LyondellBasell is proud to provide a competitive total compensation package designed to reward excellence and support the well-being of our employees. Our Total Rewards package includes equitable and market-competitive base pay as well as locally relevant incentives, fostering a culture of pay-for-performance that recognizes both individual and company achievements.

We extend the following benefits to *eligible employees:

• Workplace Flexibility: The Company's Global Remote Work Policy allows eligible employees to request to work remotely up to two full days per standard work week at an approved location other than the designated worksite or office, such as at a home office with managerial approval.
• Comprehensive Health, Welfare, Life and Retirement Programs: Our comprehensive programs are aligned with local practices.

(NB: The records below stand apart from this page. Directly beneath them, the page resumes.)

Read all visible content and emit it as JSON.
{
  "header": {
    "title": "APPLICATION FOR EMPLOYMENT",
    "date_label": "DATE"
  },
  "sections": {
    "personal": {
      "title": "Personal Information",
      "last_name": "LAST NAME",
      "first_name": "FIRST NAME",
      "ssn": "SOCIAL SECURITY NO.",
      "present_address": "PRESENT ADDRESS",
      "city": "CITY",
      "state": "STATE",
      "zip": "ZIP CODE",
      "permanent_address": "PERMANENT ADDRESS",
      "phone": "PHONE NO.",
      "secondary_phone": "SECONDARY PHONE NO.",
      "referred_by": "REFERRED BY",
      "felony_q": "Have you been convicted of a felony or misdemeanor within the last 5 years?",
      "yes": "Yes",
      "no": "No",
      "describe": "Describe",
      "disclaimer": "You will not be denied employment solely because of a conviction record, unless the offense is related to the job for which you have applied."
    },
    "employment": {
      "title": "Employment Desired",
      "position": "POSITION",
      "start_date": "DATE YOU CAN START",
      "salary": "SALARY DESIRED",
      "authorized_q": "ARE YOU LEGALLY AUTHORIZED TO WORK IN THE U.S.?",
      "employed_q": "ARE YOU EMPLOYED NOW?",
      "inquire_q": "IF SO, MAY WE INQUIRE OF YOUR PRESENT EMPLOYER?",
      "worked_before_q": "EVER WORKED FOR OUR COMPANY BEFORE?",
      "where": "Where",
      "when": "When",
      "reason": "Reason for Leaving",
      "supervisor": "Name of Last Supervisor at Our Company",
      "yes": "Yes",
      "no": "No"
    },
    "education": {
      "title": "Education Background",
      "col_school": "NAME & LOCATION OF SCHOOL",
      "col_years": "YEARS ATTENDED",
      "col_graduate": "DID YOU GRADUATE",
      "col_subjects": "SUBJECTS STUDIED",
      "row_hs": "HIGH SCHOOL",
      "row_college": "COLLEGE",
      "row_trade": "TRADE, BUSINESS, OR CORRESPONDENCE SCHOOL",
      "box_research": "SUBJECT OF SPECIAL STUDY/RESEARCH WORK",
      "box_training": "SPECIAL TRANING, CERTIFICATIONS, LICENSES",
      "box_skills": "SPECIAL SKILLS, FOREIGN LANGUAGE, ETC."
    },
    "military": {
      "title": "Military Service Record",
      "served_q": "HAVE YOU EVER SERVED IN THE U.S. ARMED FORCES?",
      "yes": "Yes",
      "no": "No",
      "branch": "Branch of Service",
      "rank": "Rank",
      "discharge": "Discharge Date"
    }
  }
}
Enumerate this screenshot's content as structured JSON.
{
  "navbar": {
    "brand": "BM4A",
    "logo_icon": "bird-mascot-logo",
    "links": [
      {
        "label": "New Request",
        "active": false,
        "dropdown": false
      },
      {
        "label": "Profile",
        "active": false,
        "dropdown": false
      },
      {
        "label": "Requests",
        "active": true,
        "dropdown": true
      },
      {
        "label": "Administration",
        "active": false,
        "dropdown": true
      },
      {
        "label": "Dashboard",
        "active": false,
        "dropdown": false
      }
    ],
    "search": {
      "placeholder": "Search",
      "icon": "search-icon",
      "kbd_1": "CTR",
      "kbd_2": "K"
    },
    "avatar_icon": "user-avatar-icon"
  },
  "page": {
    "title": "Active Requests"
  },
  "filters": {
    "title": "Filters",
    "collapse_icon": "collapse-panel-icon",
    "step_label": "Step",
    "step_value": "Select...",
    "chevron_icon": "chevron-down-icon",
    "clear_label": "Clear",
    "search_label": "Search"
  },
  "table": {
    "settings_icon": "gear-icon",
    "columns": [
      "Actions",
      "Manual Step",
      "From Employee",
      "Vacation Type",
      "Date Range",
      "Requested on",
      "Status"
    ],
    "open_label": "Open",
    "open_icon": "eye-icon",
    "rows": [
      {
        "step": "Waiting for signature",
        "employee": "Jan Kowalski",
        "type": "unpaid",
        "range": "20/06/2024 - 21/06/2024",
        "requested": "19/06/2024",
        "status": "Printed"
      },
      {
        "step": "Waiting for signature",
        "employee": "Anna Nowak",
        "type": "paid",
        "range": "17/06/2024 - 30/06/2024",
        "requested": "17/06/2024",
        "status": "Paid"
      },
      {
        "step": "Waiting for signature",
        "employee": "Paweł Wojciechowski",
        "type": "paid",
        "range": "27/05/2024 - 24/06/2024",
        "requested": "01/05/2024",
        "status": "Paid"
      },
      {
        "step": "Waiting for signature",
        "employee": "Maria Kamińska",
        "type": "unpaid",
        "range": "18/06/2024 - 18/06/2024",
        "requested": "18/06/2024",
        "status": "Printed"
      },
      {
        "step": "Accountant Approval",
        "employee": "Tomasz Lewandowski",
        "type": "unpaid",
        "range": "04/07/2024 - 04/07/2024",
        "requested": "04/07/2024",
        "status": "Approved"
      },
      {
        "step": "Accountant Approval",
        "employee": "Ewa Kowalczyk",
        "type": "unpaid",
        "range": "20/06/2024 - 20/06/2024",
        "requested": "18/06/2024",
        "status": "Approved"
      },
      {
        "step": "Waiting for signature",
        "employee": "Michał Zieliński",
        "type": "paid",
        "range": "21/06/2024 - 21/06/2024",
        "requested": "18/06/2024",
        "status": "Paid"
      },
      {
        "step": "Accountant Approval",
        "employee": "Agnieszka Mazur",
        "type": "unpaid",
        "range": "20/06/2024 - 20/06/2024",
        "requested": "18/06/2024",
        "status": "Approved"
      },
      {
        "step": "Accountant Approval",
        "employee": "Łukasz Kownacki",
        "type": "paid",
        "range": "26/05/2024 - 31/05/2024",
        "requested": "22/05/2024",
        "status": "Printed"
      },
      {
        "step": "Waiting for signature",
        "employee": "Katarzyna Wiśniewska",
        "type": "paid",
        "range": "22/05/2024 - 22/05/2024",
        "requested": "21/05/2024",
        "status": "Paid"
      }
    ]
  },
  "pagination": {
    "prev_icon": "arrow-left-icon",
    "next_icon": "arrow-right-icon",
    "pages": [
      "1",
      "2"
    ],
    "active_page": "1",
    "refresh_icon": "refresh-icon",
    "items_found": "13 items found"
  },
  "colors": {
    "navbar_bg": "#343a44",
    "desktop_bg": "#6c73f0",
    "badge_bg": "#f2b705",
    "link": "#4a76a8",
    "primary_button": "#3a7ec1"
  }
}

• 6% LYB match on 401(k) contribution
• 5% LYB cash balance pension plan accrual




• Comprehensive Well-being Benefits: Programs to support your physical, mental, financial, and social health, ensuring you receive the care you need, when you need it.
• Employee Stock Purchase Plan: The LYB ESPP offers a 10% discount on LYB stock for eligible employees in Germany, Italy, Netherlands, Spain, and US.
• Educational Assistance Program: To encourage self-development by providing financial aid for approved educational activities voluntarily undertaken by employees.
• Bravo Rewards Program: Recognizing outstanding employee contributions.
• Robust Medical and Life Insurance Packages: Offering a variety of coverage options to meet individual needs.
• Professional Development: Opportunities to learn and grow through training, mentoring, work experiences, community involvement, and team building activities.
• Competitive Vacation Policies: Generous annual leave to support your work-life balance.
• Global Adoption Policy: Support for employees expanding their families.
• Matching Gifts Program: Enhance the impact of your charitable contributions to qualified organizations.

*Eligibility for certain benefits and rewards programs will vary based on your job status, work location and/or the terms of any applicable collective bargaining agreement and may be changed from time to time without notice, subject to applicable law.